Thursday, November 6, 2008

Coffee-crusted pork chops with white chocolate sauce

Here is the second white-chocolate sauce recipe I promised in my last post. Pork is probably a bit more of an intuitive match with white chocolate than salmon. This recipe also came from Cacaoweb and the sauce is made the same way. I'm curious if you can make a savory white chocolate sauce without a roux. I had a hard time filtering out sweet sauces in my searches so I haven't found any other versions to compare. I'll have to do some more sophisticated searching and see what I can turn up.

But for now, here's the recipe:
Pork Chops with Coffee and White Chocolate Sauce

Yield: 4 servings

3 tablespoons butter
3 teaspoons all-purpose flour
1 cup broth [chicken I'm assuming]
2 oz (60 g) white chocolate
3 tablespoons butter
4 boneless pork chops [no idea why boneless is specified. Mine had a bit of bone on one side and it worked fine.]
6 tablespoons finely ground coffee for dredging [I used a medium roast]
Salt and pepper

Make first white sauce with white chocolate, then cook the pork chops: [Didn't notice this so I cooked the porkchop simultaneously. Didn't seem to be a problem.]

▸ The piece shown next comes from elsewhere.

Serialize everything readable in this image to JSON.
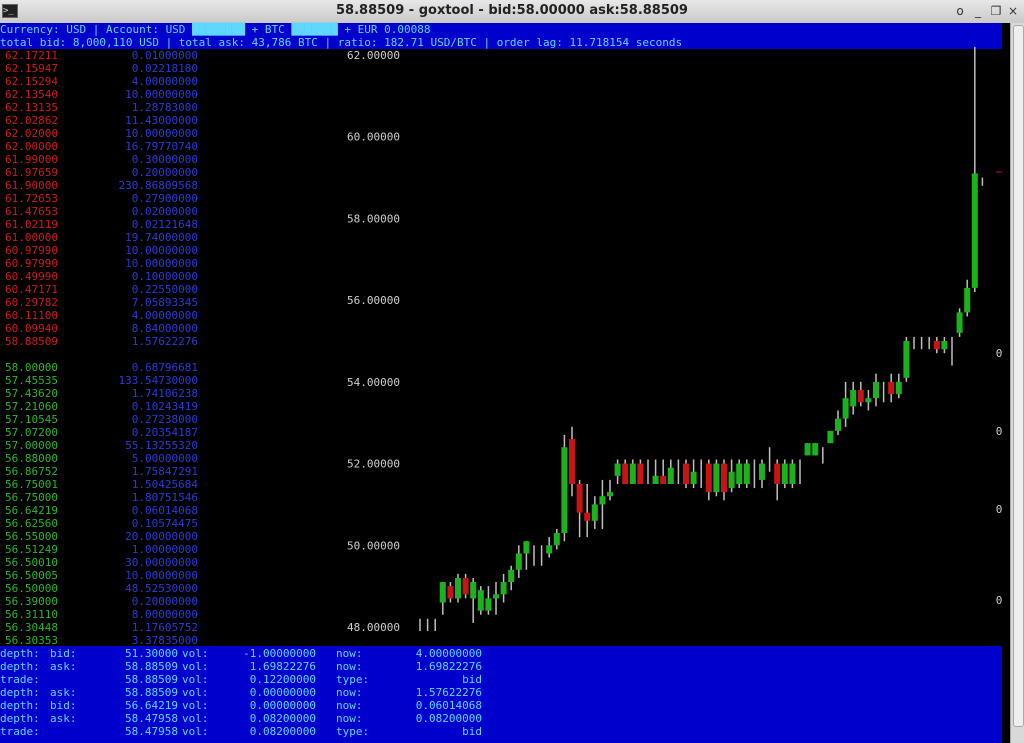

[0. Never cook a porkchop without brining for a half hour or so to improve flavor and texture.]
1. Melt 3 tablespoons butter in a small saucepan over medium heat. When the butter has melted add the flour and mix well.
2. Add broth, stirring constantly to incorporate and cook the flour.
3. Let the sauce cook on low heat for approximately 15 minutes, stir regularly. [As last time, I found the pan drying out a couple times so I added more broth. I used less this time and ended up with a hollandaise-thick sauce as a result.]
4. Add salt to taste.
5. Take the saucepan off the heat and add white chocolate, stir until melted.
6. Melt 3 tablespoons butter in a nonstick pan over medium heat.
7. Season the pork chops with salt and pepper, then dip them into ground coffee taking time to coat both sides thoroughly.
8. Cook the pork chops until done, about five minutes per side. [I found three minutes per side to be sufficient. Maybe my heat was too high.]
9. Serve with rice, mango chutney, fried plantains and/or bananas and white chocolate sauce.

Now this, I really liked. First off, the smell of the coffee and pork sizzling in the butter was surprisingly appetizing, although I suppose I should have expected it. I've had breakfast before and should know full well coffee, pork, butter and salt go together even without the toast and fried egg.

The coffee crust is an earthy counterpoint to the porkchop. It doesn't have near the richness of a brewed cup, of course. It's more like the flavor a chocolate-covered espresso bean, but sweetened by the pork juices instead.

The sauce is quite rich, which is good with the lean pork. The white chocolate is again well incorporated in the flavor of the sauce, only being recognizable in the aftertaste. This time around it has the useful role of subtly marrying with the coffee. It's a combination that works wonderfully, but you can't immediately identify why.

The mango chutney (Chef Allen's Mango Tears which I picked up back at the Mango Festival) adds some brightness to the dish but isn't really necessary. This is genuinely quite good, novel ingredients entirely aside. I could easily see making this again.

1 comment:

kat said...

oh yeah, this flavor combination sounds much more up my alley than with the salmon. I'm so with you on brining pork chops, it makes all the difference.